That said, we're with the jackass on this one. In this case, he's California assemblyman Leland Yee (D-San Francisco), whose latest attempt to "protect children from the harmful effects of… violent videogames" is Assembly Bill 450. AB 450, according to Yee's press release, "would prohibit the sale, rent [sic], and distribution of violent videogames" to anyone under 17. A warning label would also be mandatory for adult-rated games, and anyone who sold such a game to a minor would face a $1,000 fine.

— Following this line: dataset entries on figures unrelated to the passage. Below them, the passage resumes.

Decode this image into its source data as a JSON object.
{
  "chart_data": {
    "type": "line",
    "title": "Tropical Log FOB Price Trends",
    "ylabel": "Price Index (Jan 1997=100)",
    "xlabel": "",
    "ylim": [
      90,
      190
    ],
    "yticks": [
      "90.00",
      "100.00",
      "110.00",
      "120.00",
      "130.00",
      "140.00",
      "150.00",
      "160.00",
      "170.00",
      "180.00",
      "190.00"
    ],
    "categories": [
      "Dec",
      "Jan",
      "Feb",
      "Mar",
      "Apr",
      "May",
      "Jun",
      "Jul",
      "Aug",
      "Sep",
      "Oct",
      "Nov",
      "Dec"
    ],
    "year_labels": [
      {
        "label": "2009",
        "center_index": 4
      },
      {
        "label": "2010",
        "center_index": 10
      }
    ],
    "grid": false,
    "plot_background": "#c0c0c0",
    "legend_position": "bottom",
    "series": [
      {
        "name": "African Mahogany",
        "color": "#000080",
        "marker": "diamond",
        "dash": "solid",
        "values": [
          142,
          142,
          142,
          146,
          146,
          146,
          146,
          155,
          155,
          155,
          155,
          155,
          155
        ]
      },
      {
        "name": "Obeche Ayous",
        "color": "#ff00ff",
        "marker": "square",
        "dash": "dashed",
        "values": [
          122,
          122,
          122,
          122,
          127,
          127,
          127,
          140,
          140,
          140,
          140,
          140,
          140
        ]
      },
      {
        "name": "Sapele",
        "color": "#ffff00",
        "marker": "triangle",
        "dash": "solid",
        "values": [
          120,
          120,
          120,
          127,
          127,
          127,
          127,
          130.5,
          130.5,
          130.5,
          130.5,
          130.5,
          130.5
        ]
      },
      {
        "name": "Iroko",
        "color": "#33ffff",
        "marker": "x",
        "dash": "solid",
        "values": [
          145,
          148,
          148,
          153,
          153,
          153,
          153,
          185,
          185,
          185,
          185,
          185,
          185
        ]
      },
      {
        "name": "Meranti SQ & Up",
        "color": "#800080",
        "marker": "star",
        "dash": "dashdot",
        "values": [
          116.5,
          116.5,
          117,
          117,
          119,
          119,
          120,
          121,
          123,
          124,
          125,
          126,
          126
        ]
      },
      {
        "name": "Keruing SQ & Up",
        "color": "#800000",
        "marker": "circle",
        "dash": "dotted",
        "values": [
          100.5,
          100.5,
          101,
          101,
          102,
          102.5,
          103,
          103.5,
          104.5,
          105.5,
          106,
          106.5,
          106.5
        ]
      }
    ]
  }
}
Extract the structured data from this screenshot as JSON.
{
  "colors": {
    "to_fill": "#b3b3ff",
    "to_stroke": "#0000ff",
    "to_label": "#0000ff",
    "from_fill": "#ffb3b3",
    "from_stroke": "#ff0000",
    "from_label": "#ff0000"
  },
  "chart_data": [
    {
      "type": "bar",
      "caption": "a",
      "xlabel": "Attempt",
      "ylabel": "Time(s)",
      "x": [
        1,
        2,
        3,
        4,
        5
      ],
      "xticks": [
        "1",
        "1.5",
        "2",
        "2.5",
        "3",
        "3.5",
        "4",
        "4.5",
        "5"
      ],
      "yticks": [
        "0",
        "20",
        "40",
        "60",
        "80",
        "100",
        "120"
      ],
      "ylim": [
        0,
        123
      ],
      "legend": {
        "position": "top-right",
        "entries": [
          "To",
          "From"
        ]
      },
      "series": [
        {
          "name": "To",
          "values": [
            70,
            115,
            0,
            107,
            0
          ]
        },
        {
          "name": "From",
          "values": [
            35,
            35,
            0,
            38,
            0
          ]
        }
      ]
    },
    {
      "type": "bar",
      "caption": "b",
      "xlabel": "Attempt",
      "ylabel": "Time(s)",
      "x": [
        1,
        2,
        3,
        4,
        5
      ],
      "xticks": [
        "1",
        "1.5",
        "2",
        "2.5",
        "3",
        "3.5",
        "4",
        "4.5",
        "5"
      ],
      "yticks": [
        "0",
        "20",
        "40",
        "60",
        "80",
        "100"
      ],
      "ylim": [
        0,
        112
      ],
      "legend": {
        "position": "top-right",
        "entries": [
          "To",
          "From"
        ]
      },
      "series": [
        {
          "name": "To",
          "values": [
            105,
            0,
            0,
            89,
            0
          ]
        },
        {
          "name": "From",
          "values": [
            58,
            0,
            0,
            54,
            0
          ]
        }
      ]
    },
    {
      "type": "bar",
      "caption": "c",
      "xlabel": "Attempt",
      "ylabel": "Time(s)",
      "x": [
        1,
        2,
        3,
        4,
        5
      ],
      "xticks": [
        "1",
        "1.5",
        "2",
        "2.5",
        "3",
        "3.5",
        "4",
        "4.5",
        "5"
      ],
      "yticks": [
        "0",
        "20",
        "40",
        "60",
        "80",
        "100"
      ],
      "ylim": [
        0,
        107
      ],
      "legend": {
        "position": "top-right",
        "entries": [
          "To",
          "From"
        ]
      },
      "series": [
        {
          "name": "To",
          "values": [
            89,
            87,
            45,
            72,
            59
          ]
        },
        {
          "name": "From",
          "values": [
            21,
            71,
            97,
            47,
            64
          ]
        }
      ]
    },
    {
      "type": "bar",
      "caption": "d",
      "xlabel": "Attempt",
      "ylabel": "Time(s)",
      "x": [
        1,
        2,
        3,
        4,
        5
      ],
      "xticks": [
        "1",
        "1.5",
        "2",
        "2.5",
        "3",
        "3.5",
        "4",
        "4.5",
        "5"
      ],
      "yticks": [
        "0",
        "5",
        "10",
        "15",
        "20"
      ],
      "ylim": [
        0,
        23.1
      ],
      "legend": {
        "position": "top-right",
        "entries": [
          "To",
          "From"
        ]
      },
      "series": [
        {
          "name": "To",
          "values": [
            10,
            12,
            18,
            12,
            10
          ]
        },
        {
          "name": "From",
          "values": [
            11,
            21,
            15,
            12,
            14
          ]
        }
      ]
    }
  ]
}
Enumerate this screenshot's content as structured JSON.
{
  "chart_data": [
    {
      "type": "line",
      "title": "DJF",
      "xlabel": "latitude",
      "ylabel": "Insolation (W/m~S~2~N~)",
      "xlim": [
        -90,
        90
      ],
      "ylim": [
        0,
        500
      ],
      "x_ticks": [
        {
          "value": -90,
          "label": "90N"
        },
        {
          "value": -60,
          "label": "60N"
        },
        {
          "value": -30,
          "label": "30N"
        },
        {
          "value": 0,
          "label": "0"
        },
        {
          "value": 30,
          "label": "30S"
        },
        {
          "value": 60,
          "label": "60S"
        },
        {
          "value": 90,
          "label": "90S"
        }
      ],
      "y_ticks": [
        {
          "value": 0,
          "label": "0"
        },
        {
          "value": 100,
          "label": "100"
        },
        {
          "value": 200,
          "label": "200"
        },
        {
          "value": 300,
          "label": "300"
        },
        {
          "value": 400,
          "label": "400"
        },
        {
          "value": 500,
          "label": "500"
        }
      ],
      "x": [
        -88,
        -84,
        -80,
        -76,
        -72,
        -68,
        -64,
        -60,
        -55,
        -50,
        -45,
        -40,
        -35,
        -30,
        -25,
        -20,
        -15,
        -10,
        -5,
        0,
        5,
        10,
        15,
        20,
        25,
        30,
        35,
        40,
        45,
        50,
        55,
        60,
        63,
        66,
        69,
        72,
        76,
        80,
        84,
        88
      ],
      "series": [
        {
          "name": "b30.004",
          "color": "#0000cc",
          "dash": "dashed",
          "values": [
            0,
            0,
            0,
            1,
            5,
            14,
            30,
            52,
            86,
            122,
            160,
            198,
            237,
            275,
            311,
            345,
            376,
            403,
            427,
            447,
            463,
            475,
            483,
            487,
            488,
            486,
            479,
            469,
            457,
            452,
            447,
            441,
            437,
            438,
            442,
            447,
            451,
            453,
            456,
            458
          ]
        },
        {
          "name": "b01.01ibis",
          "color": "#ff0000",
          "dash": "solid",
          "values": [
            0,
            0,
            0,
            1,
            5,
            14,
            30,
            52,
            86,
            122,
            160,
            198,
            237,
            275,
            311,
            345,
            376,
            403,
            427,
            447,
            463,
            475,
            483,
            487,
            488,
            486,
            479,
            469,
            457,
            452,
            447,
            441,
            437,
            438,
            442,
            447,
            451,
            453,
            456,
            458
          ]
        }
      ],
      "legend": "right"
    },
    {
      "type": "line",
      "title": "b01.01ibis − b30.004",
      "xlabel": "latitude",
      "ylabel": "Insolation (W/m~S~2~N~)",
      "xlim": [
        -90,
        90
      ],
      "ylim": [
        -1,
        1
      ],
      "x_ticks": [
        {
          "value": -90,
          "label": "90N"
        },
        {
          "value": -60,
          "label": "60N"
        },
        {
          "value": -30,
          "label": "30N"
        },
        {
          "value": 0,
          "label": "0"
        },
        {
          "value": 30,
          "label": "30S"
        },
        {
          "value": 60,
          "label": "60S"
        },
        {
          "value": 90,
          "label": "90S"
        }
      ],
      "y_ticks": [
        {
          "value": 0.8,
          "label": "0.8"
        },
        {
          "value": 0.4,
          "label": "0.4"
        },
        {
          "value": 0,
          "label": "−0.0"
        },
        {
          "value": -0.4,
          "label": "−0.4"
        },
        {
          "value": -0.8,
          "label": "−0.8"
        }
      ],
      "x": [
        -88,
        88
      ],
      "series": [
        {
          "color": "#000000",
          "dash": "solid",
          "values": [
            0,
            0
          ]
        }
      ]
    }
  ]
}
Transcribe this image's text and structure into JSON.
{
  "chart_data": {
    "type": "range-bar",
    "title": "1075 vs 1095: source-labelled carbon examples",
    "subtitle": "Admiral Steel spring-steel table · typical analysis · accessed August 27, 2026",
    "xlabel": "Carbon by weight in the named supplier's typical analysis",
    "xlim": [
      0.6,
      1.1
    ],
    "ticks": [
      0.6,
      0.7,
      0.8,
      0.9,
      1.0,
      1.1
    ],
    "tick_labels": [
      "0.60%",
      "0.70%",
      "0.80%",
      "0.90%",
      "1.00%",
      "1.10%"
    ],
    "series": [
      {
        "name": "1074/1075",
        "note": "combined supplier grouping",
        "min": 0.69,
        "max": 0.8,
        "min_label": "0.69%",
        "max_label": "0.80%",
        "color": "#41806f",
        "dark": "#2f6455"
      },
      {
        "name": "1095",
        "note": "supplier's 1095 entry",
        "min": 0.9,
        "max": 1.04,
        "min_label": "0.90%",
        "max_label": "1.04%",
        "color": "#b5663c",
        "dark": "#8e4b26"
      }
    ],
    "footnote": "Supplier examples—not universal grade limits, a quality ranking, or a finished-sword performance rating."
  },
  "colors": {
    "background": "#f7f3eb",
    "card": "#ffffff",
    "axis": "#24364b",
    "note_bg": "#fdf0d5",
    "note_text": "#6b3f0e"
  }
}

Now, what the Mercury would usually do here is point out some facts. Like how the Entertainment Software Association states that the average gamer is 29. Or how the unnamed studies that Yee's press release refers to--the ones that insist games are "bad for kids [sic] mental and physical health"--don't exist. Or how Yee's moralizing feels a lot like what happened with rock music, comics, TV, and movies.
Instead, let's grant Yee the fact that some of the most commercially and critically successful games--Grand Theft Auto: San Andreas, Halo 2, Half-Life 2, Resident Evil 4--are undoubtedly made for adults. (Let's also humor Yee by pretending there's not already a rating system in place for those games.) Let's use our maturity--we do have a mean age of 29, after all--and let Yee win.
Will it suck to get carded at GameStop? Yep. But if blaming videogames for the ills of the world is tired--remember the furor over Mortal Kombat back in 1992?--then it's downright exhausting for gamers to continually defend them. Maybe if Yee wins, politicians will realize that adult-rated games, like adult-rated films, can be enjoyed by those they were made for. And then we can play games, and Yee can find some other art form to demonize. Like… uh… that damn hiphop music! Yeah! Have you heard those lyrics? That music is terrible.